A prime example occurred when teachers struggled into the hip boots and seined the edges of the lake. Students are provided complete lessons describing the importance of ecology, food chain, and interdependence of species. They also studied water quality which involved environmental studies in water chemistry and the danger of pollutants. That would be expected from the activity itself but students were expected to develop literacy skills through the collection of journals and then writing about their discoveries. Additionally, they learned to collect and evaluate data; high level skills involving averages, percentiles of population, and graphing. Extensions included macro-invertebrates, drawing and identifying fish and animal species and other skills. Math, science, reading, writing, art- all while having fun and developing life-time memories.

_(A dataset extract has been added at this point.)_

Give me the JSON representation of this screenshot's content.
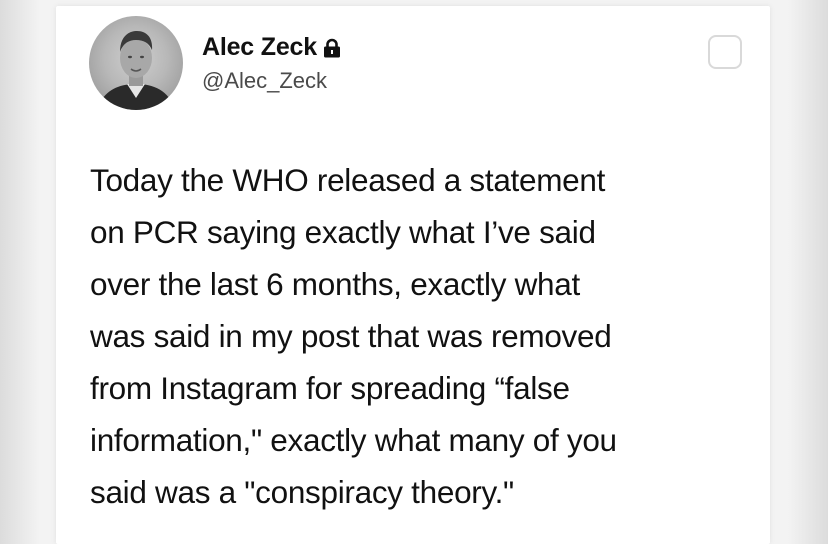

As part of the learning process, the teachers were expected to participate in exactly the way students would learn in the fall. Teachers paddled kayaks and canoes, tried out archery skills, and waded through high grass and water to collect data. Later in the day, classroom instruction on reptiles and invertebrates involved teachers actively observing and handling various non-poisonous snakes and observing the feeding habits of the rattlesnake. Several of the teachers also arranged fall barge trips up the Arkansas River to participate in the Eagle watch and developed plans for the Arkansas Game and Fish personnel to visit their individual schools.
The educational cooperative provided a series of lessons for teachers to use as they continue exploring the world around them. These included lessons on water filtration, developing a school yard safari, and the water cycle.
A fun learning experience, the teachers went home exhausted but with a head-full of new ways to approach teaching by making the outdoors a vital part of their curriculum.
Attending the session were teachers from Waldron, Paris, Charleston, Clarksville, Westside, Scranton, Fort Smith, Booneville, and Greenwood. AGAF instructors for the program were Kendra Ingle and Chad Lowe assisted by Dr. Curtis Varnell of Guy Fenter Ed. Cooperative.